Puis vint le matin où on l’entendit parler tout seul lorsqu’il traversa le village, égaré dans ses pensées, perdu dans son monde, isolé du reste du village comme jamais il ne l’avait été.
– C’est trop tard, je n’y arriverais pas tout seul.
Dans les mois qui suivirent, tout recommença pour atteindre des niveaux de cataclysme jamais vus. Les gens d’Alleuze ne pouvaient quasiment plus sortir sans risque de se faire embarquer par une tourmente ou une crue subite de la rivière. La vie était devenue impossible à cette population délaissée de tous et qui résistait quand même.
N’y tenant plus, ils allèrent à la rencontre du berger comme ils l’avaient fait auparavant, mais il les bouscula pour passer en leur disant :
– Je ne peux rien faire. Laissez-moi.
La situation se dégradant, ils revinrent à la charge.
– Je ne peux rien faire. Je ne vais tout de même pas vous le répéter tous les jours. Si vous voulez un conseil, partez d’ici tant qu’il en est encore temps. Je ne peux même pas imaginer ce qu’il va se passer.

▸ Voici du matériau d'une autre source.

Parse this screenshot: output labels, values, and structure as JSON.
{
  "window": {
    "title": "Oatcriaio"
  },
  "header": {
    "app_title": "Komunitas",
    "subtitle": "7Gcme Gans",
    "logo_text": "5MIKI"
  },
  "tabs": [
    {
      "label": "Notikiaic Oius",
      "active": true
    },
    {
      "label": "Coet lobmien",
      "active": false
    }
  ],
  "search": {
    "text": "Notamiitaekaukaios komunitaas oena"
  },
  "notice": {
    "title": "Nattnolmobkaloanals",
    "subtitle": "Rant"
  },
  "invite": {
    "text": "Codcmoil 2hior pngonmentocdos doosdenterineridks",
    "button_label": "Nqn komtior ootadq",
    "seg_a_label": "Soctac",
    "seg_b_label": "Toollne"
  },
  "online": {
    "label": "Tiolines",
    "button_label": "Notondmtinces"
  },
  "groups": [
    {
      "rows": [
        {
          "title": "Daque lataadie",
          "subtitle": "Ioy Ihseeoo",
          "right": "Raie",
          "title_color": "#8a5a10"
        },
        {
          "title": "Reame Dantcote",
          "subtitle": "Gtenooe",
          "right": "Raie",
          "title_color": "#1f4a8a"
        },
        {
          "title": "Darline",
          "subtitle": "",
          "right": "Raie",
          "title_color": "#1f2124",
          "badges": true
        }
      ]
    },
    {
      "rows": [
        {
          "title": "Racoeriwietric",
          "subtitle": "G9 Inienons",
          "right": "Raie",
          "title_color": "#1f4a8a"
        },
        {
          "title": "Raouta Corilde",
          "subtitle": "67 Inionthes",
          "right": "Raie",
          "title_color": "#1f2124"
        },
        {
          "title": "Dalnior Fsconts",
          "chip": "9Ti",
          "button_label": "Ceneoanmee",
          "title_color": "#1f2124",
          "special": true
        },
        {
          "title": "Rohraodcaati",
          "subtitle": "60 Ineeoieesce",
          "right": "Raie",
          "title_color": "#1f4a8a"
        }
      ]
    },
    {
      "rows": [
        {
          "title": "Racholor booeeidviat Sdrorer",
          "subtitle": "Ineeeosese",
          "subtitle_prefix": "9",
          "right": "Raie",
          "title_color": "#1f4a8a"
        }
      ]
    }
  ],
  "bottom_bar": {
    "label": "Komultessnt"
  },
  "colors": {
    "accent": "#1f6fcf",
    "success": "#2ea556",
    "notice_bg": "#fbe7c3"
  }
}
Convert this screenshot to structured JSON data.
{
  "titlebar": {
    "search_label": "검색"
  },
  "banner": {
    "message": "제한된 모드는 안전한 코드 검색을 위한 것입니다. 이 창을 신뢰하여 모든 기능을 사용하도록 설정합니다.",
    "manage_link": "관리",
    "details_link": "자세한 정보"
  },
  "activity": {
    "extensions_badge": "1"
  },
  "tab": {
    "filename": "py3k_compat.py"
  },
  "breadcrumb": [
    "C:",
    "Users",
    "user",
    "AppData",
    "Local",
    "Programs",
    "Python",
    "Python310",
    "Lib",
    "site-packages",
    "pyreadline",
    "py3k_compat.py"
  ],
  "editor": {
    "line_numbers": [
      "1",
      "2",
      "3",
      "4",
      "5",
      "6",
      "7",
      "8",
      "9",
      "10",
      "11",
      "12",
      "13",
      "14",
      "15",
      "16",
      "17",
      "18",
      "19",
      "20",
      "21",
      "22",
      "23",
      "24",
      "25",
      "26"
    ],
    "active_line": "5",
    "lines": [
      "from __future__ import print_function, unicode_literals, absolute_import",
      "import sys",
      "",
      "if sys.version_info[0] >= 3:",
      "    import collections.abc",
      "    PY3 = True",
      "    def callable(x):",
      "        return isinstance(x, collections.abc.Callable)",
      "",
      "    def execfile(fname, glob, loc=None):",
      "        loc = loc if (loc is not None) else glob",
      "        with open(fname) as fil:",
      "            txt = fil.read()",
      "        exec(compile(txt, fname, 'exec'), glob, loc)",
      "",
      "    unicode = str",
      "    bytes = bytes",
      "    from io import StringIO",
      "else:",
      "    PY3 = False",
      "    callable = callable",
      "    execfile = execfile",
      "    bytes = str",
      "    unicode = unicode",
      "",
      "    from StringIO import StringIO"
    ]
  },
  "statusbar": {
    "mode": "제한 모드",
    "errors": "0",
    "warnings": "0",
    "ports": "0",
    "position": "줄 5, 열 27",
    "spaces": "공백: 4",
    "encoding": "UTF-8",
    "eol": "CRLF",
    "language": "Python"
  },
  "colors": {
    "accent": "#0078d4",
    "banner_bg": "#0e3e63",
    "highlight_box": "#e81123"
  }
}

Et montant de la foule détrempée et apeurée :
– Mais qu’est-ce que c’est ?
– C’est que ce n’est pas une vouivre qu’il y a sous nos pieds… Mais trois !
La première suit la Truyère.
La deuxième l’Ander.
Et la troisième vient du Jurol.
Et les trois arrivent au même endroit sous le château. Eh oui ! trois têtes de vouivres pour Alleuze, c’est trop et je n’arrive pas à les caler. Ça se bagarre la-dessous et j’ai bien peur que tout explose, la terre et nous avec. Je vous l’ai dit, fuyez. Partez loin d’ici.
Vital Cussac, qui jusqu’à présent n’avait fait preuve que de retenue et de prudence, dit :
– On ne va pas partir comme ça. Et d’abord, où aller ? Tout ce que l’on a est ici.
Et se tournant vers le berger :
– Heval, si tu n’y arrives pas tout seul, on peut t’aider.
Un silence se fit dans l’attente de la réponse du berger, qui leva les yeux au ciel et traversa la foule pour rentrer chez lui. Et sans se retourner, après avoir réfléchi :
– Que les hommes valides soient là demain à l’aube avec leurs outils de carriers.
Lorsqu’il sortit de sa maison, ils étaient tous là.
– Je vais faire le tour de tous les nœuds des vouivres avec vous et on fera des équipes pour que tous les chantiers puissent planter leur pierre dans les colonnes des bêtes. S’il en tourne, on aura fini ce soir. J’ai déjà marqué tous les emplacements. Allez, on y va !
Ceux du village sont partis comme on part à la guerre, plein d’inconscience et de bonne volonté. Le soir, toutes les pierres étaient plantées et lorsqu’Heval Arfeuille, berger du village d’Alleuze, en fit le tour pour en vérifier l’efficacité et la qualité, il félicita tout le monde et dit :
– On ne peut pas mieux faire. Maintenant, il ne nous reste qu’à attendre.
Ce ne fut pas long. Le temps se calma. Tous les jours Heval faisait le tour de ses pierres et tous les jours, il rentrait le visage fermé de celui qui ne comprend pas.
Ses raisons ne se firent pas attendre.
Petit à petit, des ondes, des turbulences, des vibrations partant du château rendaient la vie fragile et périlleuse. Le sol bougeait. L’eau de la Truyère en bouillait derrière la forteresse et la terre se calcinait par endroit.
Une nuit, un des gardes du château avait observé des éclairs immenses qui sortaient de la cour d’enceinte, montant verticalement jusqu’au ciel, dont le diamètre dépassait les deux mètres.
Observant la situation jour et nuit, car depuis quelques temps, à l’aide d’une lampe, il surveillait tous ses points d’ancrage, c’est lui, Heval Arfeuille, qui demanda à voir tous ceux qui l’avaient aidé la fois passée.